Reference
Private Aviation Glossary
The plain-language version of the terms you'll meet on a charter quote and across our guides — what they mean, and why they matter.
- ARGUS Platinum
- ARGUS International is an independent aviation-safety auditor. Its Platinum rating is the top tier, awarded to charter operators that clear a historical safety check, pass an on-site audit, and run an active Safety Management System.
- Billable flight time
- The hours a chartered aircraft is genuinely flying, wheels-up to wheels-down. Time spent taxiing, holding for a clearance, or de-icing is not billed.
- Daily minimum
- Most charter operators bill a minimum number of flight hours per day — commonly around two. It covers the fixed cost of readying an aircraft and crew for the day, even for a short hop.
- Empty leg
- A discounted one-way flight created when an aircraft must reposition without passengers. Operators sell empty legs well below standard rates because the jet is flying that route regardless.
- FAA Part 135
- The section of U.S. federal aviation regulations governing on-demand charter — commercial flights carrying passengers for hire. A Part 135 certificate sets the rules for maintenance, crew duty limits, and pilot qualifications. It is the floor, not the ceiling.

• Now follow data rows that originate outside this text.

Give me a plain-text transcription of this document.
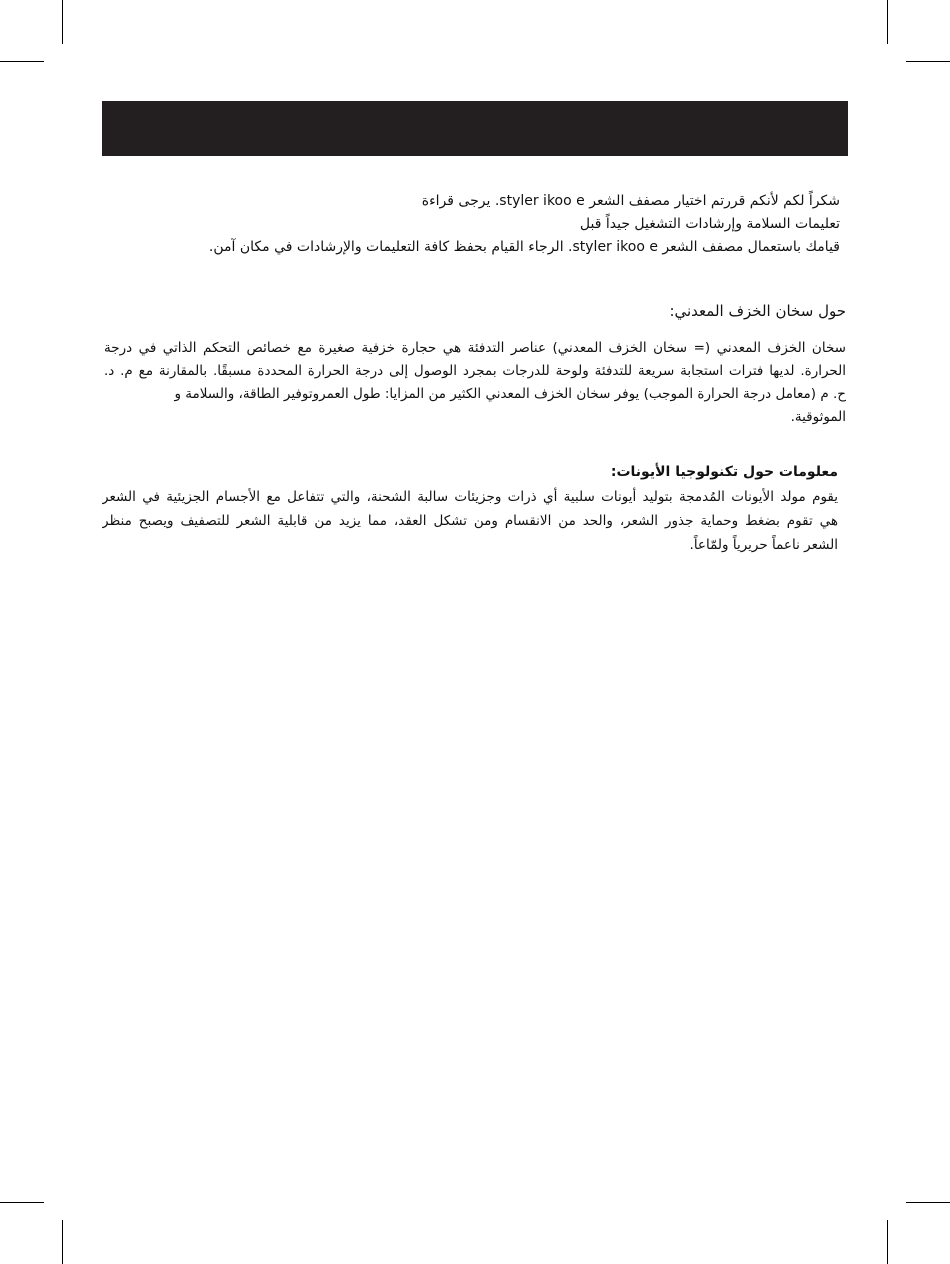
شكراً لكم لأنكم قررتم اختيار مصفف الشعر styler ikoo e. يرجى قراءة
تعليمات السلامة وإرشادات التشغيل جيداً قبل
قيامك باستعمال مصفف الشعر styler ikoo e. الرجاء القيام بحفظ كافة التعليمات والإرشادات في مكان آمن.
حول سخان الخزف المعدني:
سخان الخزف المعدني (= سخان الخزف المعدني) عناصر التدفئة هي حجارة خزفية صغيرة مع خصائص التحكم الذاتي في درجة
الحرارة. لديها فترات استجابة سريعة للتدفئة ولوحة للدرجات بمجرد الوصول إلى درجة الحرارة المحددة مسبقًا. بالمقارنة مع م. د.
ح. م (معامل درجة الحرارة الموجب) يوفر سخان الخزف المعدني الكثير من المزايا: طول العمروتوفير الطاقة، والسلامة و
الموثوقية.
معلومات حول تكنولوجيا الأيونات:
يقوم مولد الأيونات المُدمجة بتوليد أيونات سلبية أي ذرات وجزيئات سالبة الشحنة، والتي تتفاعل مع الأجسام الجزيئية في الشعر
هي تقوم بضغط وحماية جذور الشعر، والحد من الانقسام ومن تشكل العقد، مما يزيد من قابلية الشعر للتصفيف ويصبح منظر
الشعر ناعماً حريرياً ولمّاعاً.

- FBO (Fixed-Base Operator)
- A private air terminal. Instead of a commercial concourse, charter passengers use an FBO — a discreet lounge with quick security and direct ramp access — and typically arrive 15 to 20 minutes before departure.
- Federal Excise Tax (FET)
- A U.S. federal tax of 7.5% applied to the air-transportation portion of a domestic charter, plus a per-passenger segment fee. The operator collects it and remits it to the IRS — it is not the charter company's fee.
- Fractional ownership
- A model in which you buy a share of a specific aircraft and a set number of annual flight hours, then pay monthly management fees and an hourly operating rate. It suits very frequent flyers, generally above 50 hours a year.
- Fuel surcharge
- A variable line on a charter quote that tracks the current market price of jet fuel, letting an operator quote accurately without constantly resetting its base hourly rates.
- Guaranteed availability
- A membership that gives you the contractual right to book an aircraft within a set window — often 24 to 48 hours' notice — at a fixed hourly rate. It offers the reliable access of ownership without the asset.
- Jet card
- A program in which you prepay for a block of flight hours at a fixed hourly rate. Traditional jet cards can carry rigid terms, blackout dates, and non-refundable funds; modern alternatives keep funds refundable.
- On-demand charter
- Booking a specific aircraft for a specific trip with no membership or long-term commitment — the simplest, pay-as-you-go way to fly private.
- Positioning leg
- When the right aircraft is not based at your departure airport, it flies in empty to collect you. That repositioning flight is a standard, separately itemized charter cost.
- Pre-purchase inspection (PPI)
- A comprehensive, nose-to-tail technical examination of an aircraft and its maintenance records before a sale. It verifies the aircraft's condition and surfaces any issue that affects value or safety — the most critical phase of an acquisition.
- Safety Management System (SMS)
- A formal, company-wide program an operator uses to systematically identify, assess, and manage safety risk. A mature SMS is a sign of safety commitment well beyond minimum regulatory compliance.
- Wyvern Wingman
- Wyvern is an independent aviation-safety auditor. Its Wingman standard certifies operators that pass a detailed audit of safety procedures, pilot records, and maintenance, backed by ongoing flight-by-flight checks.